Estás pensando en lo que harás mañana ¿verdad? En como se nos está yendo la vida y si merece la pena arriesgarse un poco aunque sea. Matrimonio, casa, un hijo tal vez.
Me miró esta vez con algo de terror y se paró en seco. Un automóvil pasó por la calle sobre la que permanecíamos quietos y el claxon con el que el conductor mostró su exaltación nos sacó de la incomodidad del momento.
¿Qué?
¿Cómo que qué?
Me encogí de hombros para hacerle saber que no entendía a qué se refería. 
¿Por qué me dices esas cosas?
No sé, a lo mejor te conozco un poco.
Esto no me está gustando.
No pasa nada, no te preocupes, soy inofensivo. Mira, ya casi llegamos.
Reanudamos la caminata y un silencio se nos atravesó pero yo lo rompí para hablarle de la ciudad, de lo diferente que se estaba volviendo hasta que llegamos a una pequeña fonda. El local estaba casi vacío, solamente dos parejas más estaban sentadas en las pocas mesas que eran cubiertas por manteles de hule amarillo con flores rojas. Ordenamos y esperamos casi sin intercambiar palabras. Cuando nos trajeron la comida ella hizo el ademan de comenzar a preparar su plato y entonces la detuve.
Espera, yo te lo preparo.
Se quedó quieta y me dejó hacerlo. Lo primero que hice fue ponerle suficiente limón, dos, completos. Luego bastante orégano, nada de cebolla y una cucharada de salsa roja.
Listo, ahora puedes sopear los trozos de pan y comerte solo los pedazos de carne que no tiene mucho cuero: las “panzas lisitas” y todos los granos de maíz. 
Comenzó metiendo pedazos de pan y luego llevándoselos a la boca mientras me observaba con demasiada atención. Comió como yo lo había previsto y no me quitaba los ojos de encima. Yo preparé mi platillo casi igual pero con bastante cebolla pese a cualquier posibilidad de un beso o algo más. Ella insistía con esa mirada que no lograba descifrar cómo era que le conocía tantas cosas, incluso algunos pensamientos. Le hice la mueca mezcla de maldad y comicidad y solo entonces sonrió y se relajó. Durante la cena, por decirle de algún modo, platicamos trivialidades pero en algunas ocasiones la sorprendí adelantándome a sus palabras y entonces esa mirada inquisidora volvía. Cuando terminamos pagué y le dije que la acompañaría hasta su casa. No se opuso y eso me generó una recarga de confianza, un aliento de había dejado de sentir algunos meses atrás.

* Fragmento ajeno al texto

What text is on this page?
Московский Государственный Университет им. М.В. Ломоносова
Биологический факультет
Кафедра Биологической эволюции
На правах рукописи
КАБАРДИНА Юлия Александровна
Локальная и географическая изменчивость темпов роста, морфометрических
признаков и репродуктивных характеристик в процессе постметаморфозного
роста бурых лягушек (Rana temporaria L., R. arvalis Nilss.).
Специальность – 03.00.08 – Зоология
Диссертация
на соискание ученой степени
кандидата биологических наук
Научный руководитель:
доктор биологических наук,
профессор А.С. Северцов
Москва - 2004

Cuando estuvimos de nuevo en la calle la oscuridad ya no era la misma y le susurré:
Vámonos Jimena, ahí viene el amanecer y recuerda que no te gusta que llegue si estás vestida.
Se quedó muy quieta y muy seria. Pude ver un rastro de decepción en su cara antes de decir: me llamo Fabiola. Luego la vi alejarse otra vez pero ahora sin mirar ni un segundo hacía atrás.